The title of the Encyclical is taken from a spiritual canticle of Catholic Saint Francis of Assisi, in which Assisi describes human dependence on nature, and praises God for creations such as "Brother Fire" and "Sister Water".
Throughout his new encyclical, in chapters like “the Human root of the Ecological Crisis” and “the Gospel of Creation”, Pope Francis explores the relationship of ‘dominion’ between man and nature described in Genesis (the first book of the Bible), and argues that this gives humankind no license to ravage our surrounds:
“[the Earth]is protesting for the wrong that we are doing to her, because of the irresponsible use and abuse of the goods that God has placed on her. We have grown up thinking that we were her owners and dominators, authorised to loot her.”

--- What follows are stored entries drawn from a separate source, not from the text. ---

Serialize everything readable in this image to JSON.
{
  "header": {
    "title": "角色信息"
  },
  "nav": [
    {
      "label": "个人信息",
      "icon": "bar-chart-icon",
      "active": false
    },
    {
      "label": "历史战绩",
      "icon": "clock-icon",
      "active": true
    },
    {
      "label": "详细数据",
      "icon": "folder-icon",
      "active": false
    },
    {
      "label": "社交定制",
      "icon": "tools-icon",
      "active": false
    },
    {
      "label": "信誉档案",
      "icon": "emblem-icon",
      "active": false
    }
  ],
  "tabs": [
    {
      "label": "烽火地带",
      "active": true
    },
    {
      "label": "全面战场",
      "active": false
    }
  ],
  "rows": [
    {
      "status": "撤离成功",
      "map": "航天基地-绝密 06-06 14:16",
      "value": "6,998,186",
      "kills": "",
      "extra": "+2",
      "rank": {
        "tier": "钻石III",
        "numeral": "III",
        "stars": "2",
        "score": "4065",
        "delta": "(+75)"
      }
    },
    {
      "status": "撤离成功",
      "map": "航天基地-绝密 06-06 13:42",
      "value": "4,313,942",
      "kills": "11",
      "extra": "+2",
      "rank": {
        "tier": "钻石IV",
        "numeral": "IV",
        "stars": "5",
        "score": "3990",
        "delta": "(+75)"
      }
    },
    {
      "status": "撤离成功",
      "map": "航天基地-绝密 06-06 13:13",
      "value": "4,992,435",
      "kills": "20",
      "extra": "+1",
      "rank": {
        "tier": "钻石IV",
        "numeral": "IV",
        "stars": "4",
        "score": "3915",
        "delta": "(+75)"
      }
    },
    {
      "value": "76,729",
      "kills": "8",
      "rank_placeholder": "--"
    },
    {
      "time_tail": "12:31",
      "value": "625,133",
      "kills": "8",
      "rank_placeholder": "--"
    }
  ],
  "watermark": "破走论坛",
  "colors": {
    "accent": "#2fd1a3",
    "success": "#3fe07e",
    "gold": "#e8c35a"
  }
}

At the same time, the Pope uses concepts of ‘ecology’ and ‘interconnectedness with nature’ to provide a rationally acceptable platform with which to dialogue with the non-religious of the world (and in particular, the largely atheistic modern environmentalist movement).
He praises the global ecological movement, which has “already travelled a long, rich road and has given rise to numerous groups of ordinary people that have inspired reflection”.
I could go further into the theological intricacies, but at risk of losing a modern audience, I’ll leave it at that.
Suffice to say that Pope Francis’s document is more than just a political statement on the environment. This Pope, while staying faithful to age-old teachings of the Catholic Church, is trying to go beyond traditional political divisions and present a vision of Catholic Church that intersects with the fundamental tenets of the modern environmentalist movement.
Unfortunately, though, I have a funny feeling we won’t see Mr Abbott and Senator Di Natale embracing over Ladato Si. The man in white gets a lot of media attention, but that coverage rarely conveys the profundity of his message.